Since tweets are considered as relatively short documents, I chose NMF as my method on analyzing the interpretable topic models. Here’s what I found:
- topic_0 : advertisement - promoting trading alert chatroom
- topic_1 : FUD (Fear ,Uncertainty, Doubt) # insolvency = bankrupty # crash, panic
- topic_2 : advertisement - stock app promotion
- topic_3 : advertisement - stock option trading investment advice
- topic_4: how much Tesla made from bitcoin investment
- topic_5: car, FSD Subscription (ha = have: car ownership)
- topic_6: # fintwit # wallstreetbet # trends # top stocks: aapl, spce(Virgin Galactic), mrna
- topic_7: advertisement - daily alert
- topic_8: advertisement - sign up
- topic_9: stock technical analysis and price charts
- topic_10: advertisement - stock alert for discord
- topic_11: meme stock - influencers account trade ideas - promoting certain stocks - amc, gme
- topic_12: elon musk tweets activity, solarcity, cybertruck, trial, court (Tesla bought Solarcity recently)
- topic_13: TSLA stock personal opinions and feelings
- topic_14: TSLA stock personal trading ideas - Short > Long ("Short" shows up more frequent than "Long", means the market is more bearish at that moment)
What do the topics tell you about the overall structure of the data?
-
some of topics are noises ( daily alert, promotions, advertisements) but some are useful
- elon musk's tweets
- tech chart patterns
- retail traders about tesla news
The reason I chose NLTK Vader for this part is because Vader has better sense to pick up social media sentiments than other packages. It comes as 4 scores: negative, neutral, positive and compound. For this case, I will focus on compound score to make a scatterplot based on daily average sentiment score.(why did I take compound score, not other scores to analyze? Since neutral tweets do not reflect a positive or negative mood and serve therefore no purpose to this analysis)

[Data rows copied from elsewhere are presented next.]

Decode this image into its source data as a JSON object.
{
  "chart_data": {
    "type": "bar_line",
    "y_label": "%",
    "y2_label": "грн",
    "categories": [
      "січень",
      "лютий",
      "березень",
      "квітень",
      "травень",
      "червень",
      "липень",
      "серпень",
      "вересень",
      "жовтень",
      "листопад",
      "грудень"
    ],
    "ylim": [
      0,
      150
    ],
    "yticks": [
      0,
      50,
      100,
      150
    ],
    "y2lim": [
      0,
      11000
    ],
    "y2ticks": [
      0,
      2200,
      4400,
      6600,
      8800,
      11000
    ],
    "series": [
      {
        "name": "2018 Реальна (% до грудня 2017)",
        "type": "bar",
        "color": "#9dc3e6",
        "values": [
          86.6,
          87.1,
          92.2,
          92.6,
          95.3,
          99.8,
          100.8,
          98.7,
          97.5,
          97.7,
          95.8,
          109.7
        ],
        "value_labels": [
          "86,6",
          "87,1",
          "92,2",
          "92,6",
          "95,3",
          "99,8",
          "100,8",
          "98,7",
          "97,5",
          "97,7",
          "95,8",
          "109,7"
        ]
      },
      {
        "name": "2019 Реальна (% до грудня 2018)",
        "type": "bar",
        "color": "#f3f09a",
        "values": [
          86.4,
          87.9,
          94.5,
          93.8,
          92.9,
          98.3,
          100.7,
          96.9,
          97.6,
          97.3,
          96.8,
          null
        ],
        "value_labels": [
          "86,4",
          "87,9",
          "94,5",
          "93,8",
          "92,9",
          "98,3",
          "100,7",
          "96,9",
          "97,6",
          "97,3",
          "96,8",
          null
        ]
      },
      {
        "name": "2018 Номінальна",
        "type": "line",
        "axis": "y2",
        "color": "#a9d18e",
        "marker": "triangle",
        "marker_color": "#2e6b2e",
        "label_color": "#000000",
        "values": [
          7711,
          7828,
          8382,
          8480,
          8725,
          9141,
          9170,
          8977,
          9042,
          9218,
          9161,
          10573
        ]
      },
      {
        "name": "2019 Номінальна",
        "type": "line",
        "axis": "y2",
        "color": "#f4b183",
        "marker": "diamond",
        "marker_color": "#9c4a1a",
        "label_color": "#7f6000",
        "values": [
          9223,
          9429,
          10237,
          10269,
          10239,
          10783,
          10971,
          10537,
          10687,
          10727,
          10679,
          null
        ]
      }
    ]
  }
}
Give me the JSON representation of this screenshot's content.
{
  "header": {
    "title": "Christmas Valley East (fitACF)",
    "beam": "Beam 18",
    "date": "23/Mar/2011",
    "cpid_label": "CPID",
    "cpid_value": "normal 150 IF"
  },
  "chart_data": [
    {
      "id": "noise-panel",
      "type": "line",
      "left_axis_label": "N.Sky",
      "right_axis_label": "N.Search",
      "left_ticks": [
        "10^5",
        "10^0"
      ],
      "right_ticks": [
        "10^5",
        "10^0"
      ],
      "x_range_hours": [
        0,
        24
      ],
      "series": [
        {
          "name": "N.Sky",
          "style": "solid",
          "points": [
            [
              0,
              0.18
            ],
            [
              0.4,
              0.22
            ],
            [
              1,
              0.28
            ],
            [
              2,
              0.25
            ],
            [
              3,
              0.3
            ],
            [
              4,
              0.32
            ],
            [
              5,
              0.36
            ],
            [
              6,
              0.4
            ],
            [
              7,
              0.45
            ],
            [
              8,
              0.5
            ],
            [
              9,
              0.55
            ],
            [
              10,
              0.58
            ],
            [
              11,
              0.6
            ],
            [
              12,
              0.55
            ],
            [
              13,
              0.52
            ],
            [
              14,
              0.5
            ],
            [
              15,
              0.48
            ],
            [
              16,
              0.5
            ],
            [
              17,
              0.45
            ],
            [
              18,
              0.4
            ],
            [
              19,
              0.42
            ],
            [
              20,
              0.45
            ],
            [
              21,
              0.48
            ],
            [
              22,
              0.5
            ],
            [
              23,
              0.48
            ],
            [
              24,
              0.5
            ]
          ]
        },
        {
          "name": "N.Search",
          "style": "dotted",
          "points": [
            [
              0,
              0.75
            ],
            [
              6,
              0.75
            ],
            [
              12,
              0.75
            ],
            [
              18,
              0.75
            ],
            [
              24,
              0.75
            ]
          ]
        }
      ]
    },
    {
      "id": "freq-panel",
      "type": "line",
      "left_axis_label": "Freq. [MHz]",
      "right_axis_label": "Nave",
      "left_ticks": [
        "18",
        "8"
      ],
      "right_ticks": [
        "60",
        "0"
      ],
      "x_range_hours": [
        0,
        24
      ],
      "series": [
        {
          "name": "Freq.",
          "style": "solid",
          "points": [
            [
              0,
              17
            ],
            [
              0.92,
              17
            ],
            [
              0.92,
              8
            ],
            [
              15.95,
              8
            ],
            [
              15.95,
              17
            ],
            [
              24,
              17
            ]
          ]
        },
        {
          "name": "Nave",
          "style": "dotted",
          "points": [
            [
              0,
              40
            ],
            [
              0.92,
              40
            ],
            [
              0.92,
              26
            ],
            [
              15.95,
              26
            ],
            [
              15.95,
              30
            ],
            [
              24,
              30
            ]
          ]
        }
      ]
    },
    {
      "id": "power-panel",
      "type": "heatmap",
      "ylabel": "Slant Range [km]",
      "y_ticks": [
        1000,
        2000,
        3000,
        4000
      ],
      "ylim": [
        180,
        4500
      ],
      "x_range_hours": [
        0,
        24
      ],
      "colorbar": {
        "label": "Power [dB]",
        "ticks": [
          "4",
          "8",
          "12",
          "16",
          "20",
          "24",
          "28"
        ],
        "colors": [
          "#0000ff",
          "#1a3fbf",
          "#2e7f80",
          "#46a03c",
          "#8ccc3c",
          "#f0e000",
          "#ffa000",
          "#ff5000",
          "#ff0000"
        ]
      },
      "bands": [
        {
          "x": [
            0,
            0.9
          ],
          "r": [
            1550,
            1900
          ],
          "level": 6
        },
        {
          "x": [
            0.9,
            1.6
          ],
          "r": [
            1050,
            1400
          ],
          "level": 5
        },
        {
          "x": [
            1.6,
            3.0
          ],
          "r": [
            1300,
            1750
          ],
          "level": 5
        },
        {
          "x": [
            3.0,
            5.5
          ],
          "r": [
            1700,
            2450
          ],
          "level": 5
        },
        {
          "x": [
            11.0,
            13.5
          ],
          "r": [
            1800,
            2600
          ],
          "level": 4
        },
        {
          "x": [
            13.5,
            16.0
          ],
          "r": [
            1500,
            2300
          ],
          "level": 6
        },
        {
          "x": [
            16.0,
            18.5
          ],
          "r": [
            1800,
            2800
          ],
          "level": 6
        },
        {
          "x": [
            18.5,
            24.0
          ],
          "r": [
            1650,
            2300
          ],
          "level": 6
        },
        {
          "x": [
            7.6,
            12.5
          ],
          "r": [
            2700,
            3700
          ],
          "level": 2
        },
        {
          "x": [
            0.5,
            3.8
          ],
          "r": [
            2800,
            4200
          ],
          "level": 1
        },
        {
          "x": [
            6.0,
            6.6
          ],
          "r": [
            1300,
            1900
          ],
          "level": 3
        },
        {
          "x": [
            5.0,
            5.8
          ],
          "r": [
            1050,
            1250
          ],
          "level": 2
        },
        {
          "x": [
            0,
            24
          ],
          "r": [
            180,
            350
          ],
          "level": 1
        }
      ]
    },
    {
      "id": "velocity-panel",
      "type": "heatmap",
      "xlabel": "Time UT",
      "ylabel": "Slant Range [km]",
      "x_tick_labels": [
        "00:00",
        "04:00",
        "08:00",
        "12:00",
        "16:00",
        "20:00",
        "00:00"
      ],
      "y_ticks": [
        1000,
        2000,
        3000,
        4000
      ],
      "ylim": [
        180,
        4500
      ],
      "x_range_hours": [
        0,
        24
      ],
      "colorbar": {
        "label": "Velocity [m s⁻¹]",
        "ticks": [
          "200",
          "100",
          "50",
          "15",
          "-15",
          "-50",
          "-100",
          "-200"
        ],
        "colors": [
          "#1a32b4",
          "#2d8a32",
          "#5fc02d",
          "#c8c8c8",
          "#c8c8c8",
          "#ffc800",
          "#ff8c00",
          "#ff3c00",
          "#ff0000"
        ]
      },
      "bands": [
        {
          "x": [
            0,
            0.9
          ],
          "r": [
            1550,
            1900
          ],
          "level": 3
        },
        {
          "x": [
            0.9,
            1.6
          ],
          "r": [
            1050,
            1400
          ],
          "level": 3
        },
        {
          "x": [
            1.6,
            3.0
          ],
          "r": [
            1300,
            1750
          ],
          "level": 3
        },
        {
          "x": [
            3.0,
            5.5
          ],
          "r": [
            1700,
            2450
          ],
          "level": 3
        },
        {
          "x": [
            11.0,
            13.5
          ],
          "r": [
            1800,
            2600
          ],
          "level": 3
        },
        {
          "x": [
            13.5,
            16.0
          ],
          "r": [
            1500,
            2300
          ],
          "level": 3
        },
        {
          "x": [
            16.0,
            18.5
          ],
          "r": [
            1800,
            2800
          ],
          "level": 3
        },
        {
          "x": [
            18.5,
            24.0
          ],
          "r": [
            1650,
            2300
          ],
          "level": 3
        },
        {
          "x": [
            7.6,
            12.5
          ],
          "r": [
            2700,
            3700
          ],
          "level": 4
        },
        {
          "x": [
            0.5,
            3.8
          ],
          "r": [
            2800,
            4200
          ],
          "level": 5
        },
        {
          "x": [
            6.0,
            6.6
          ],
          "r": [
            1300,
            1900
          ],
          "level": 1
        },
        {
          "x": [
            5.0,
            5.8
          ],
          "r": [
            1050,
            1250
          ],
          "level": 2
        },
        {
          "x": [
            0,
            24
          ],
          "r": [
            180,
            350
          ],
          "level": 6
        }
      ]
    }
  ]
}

- a. Daily Sentiment Compound Score
- b. Daily $TSLA price and Sentiment Compound Score
- Can't see any significant correlation pattern but the sentiment did fall down when the stock price dropped for the first 2 days(7/12-7/14).
- Sentiment climbed up and down repeatly from 7/15 to 7/19 even though the stock didn't recover during last week.
- In the end of this observation timeframe, the sentiment hyper somehow boost the confidence of stock holders and we saw the price recovery on 7/20.
Next step:
-
look into elon musk's tweets content
-
do more data cleaning on advertisement tweets to decrease the noises and redo the topic modeling to get clearer topics.
- update: cut down to 9712 tweets after this cleaning
-
do Kmeans clustering for topic-matrix df for topic purpose
-
Check other related tweets than my current keyword "$TSLA" search, for example, check "Tesla" tweets.